Люди стеной подступали к жандарму, готовые накинуться на него, избить, втоптать в мазутную грязь.
Тогда поднялся дед Астап, который до того сидел на разбитом топчане и тоскливо смотрел на людей. Выступил он вперед и заговорил:
— Оставьте, люди, этого пса цепного. Разве в нем дело?! Ну, не выгонит нас нынче он, так завтра ж их, таких-то, две дюжины привалит сюда, все равно не отступятся… А вы только беды себе наживете… Есть повыше жандармов люди, вот они понимают, в чем правда и справедливость. Те, что выше, они все увидят и все разберут, кто тут прав и кто виноват… А вы, люди, расходитесь лучше по хатам…
Верил еще дед Астап в какую-то высшую справедливость, не совсем еще веру в царя потерял.
— Не может того быть, чтобы он допускал такие порядки, когда человека ни за что ни про что в тюрьму сажают…
Распродав кое-что из пожитков и нацепив медали на грудь, покатил дед Астап к высшему жандармскому начальству хлопотать насчет сына.
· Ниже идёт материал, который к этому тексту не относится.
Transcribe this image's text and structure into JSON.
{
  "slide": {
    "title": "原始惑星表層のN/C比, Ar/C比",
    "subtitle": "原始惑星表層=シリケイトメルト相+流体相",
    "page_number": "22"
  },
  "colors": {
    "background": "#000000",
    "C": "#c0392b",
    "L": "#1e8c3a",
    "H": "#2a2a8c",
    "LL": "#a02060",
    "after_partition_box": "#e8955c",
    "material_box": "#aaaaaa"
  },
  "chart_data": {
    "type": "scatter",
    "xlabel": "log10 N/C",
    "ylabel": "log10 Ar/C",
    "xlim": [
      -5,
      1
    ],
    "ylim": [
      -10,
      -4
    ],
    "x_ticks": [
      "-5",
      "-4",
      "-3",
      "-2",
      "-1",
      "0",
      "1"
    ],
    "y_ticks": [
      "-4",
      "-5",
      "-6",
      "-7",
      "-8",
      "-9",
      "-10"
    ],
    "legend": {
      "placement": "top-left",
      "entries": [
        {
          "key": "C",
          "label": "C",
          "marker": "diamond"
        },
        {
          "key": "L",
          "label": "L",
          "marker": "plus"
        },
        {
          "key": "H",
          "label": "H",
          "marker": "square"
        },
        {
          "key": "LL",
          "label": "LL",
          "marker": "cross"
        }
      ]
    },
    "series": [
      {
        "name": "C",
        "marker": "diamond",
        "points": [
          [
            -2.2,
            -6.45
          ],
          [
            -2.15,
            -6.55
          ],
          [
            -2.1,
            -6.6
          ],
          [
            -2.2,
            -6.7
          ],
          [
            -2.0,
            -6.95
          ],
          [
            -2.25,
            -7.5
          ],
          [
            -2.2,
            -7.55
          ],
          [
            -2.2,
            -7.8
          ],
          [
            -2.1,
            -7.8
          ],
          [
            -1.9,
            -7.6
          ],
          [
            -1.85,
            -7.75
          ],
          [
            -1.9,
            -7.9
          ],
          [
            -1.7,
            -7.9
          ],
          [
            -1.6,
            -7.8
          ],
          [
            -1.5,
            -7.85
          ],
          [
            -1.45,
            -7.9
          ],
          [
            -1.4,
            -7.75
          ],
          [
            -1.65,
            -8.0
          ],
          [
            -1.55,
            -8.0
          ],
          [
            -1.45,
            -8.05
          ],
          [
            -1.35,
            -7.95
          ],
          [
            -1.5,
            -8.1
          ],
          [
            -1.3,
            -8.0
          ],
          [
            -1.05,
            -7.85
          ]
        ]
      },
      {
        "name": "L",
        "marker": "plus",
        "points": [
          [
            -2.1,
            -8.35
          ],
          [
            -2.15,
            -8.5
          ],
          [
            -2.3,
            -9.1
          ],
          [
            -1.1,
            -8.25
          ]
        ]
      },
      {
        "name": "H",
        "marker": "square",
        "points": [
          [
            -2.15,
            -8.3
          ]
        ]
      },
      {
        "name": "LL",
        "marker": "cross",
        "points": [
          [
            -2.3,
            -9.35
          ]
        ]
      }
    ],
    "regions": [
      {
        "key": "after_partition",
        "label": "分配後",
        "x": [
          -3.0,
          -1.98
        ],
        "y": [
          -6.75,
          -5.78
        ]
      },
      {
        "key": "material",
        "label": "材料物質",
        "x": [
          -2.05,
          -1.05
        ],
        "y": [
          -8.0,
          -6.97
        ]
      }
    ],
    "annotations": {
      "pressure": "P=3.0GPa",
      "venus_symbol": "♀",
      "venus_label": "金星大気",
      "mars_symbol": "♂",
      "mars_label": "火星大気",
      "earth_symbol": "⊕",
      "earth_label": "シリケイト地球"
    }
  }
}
А вернулся мрачнее тучи, вконец раздосадованный. Сорвал медали свои, швырнул Миколке:
На, внучек, спрячь со своими пуговицами, двумя побрякушками больше будет.
Он достал из кармана бумагу и прочитал Миколкиной матери. Это был приговор Миколкиному отцу. По приказу «императорского величества» осудили его на десять лет каторжных работ.
— «Его императорского величества», — повторял дед Астап, набивал трубку махрой и крепко затягивался дымом. — Погань он, а никакое не величество! А я-то еще надеялся…
И надолго задумался дед.
Жили они теперь в небольшом сарайчике, сложенном из старых шпал. Сарайчик уступил им под жилье знакомый стрелочник. Дед каждое утро направлялся в город на заработки: то дрова пилить да колоть, то еще что сделать. Мать тоже ни от какой работы не отказывалась — мыла полы, стирала белье, подметала дворы у богатых хозяев.
Миколка часто спрашивал, за что же все-таки угнали батю на каторгу. Но никто не мог ему толком объяснить. Одно лишь знал Миколка: отец его — политический преступник. А что оно такое — политический — и какое такое преступление совершил батя, кто его разберет? Разве ж это преступление, что он руководил забастовкой и добивался, чтобы рабочим платили за их труд как следует! Ну что в этом плохого, неужели за это надо людей в остроги бросать, на каторгу гнать?..
Тяжелая пора настала в жизни Миколки. Некому было его даже «заячьим хлебом» угостить. И долго еще, заслышав сквозь сон на утренней зорьке знакомый гудок паровоза, вскакивал Миколка и тормошил мать:
— Вставай, мама, самовар ставь, батя едет с пассажирским…
Но не надо было ставить по ночам самовар, и мать укладывала Миколку.
— Спи, сынок, спи. Далеко еще батин поезд, ой, как далеко…
Дни тянулись за днями — серые, скучные, холодные. Только и радости было, когда навещали знакомые рабочие из депо.
— Не горюйте, — утешали они деда Астапа и Миколкину мать. — Минует лихая беда, будет когда-нибудь и на нашей улице праздник. Не все ж им да им…
Хорошие они люди — батины товарищи: то дровишек раздобудут, то печку в сараишке чугунную поставят. Глядишь — загудит, запоет в ней веселое пламя, и холод не так донимает. Тогда и дед бодрится, начинает шутки шутить с Миколкой.
— Горя бояться, внучек, счастья не видать. Так-то! Доживем и мы с тобой до лучшей доли…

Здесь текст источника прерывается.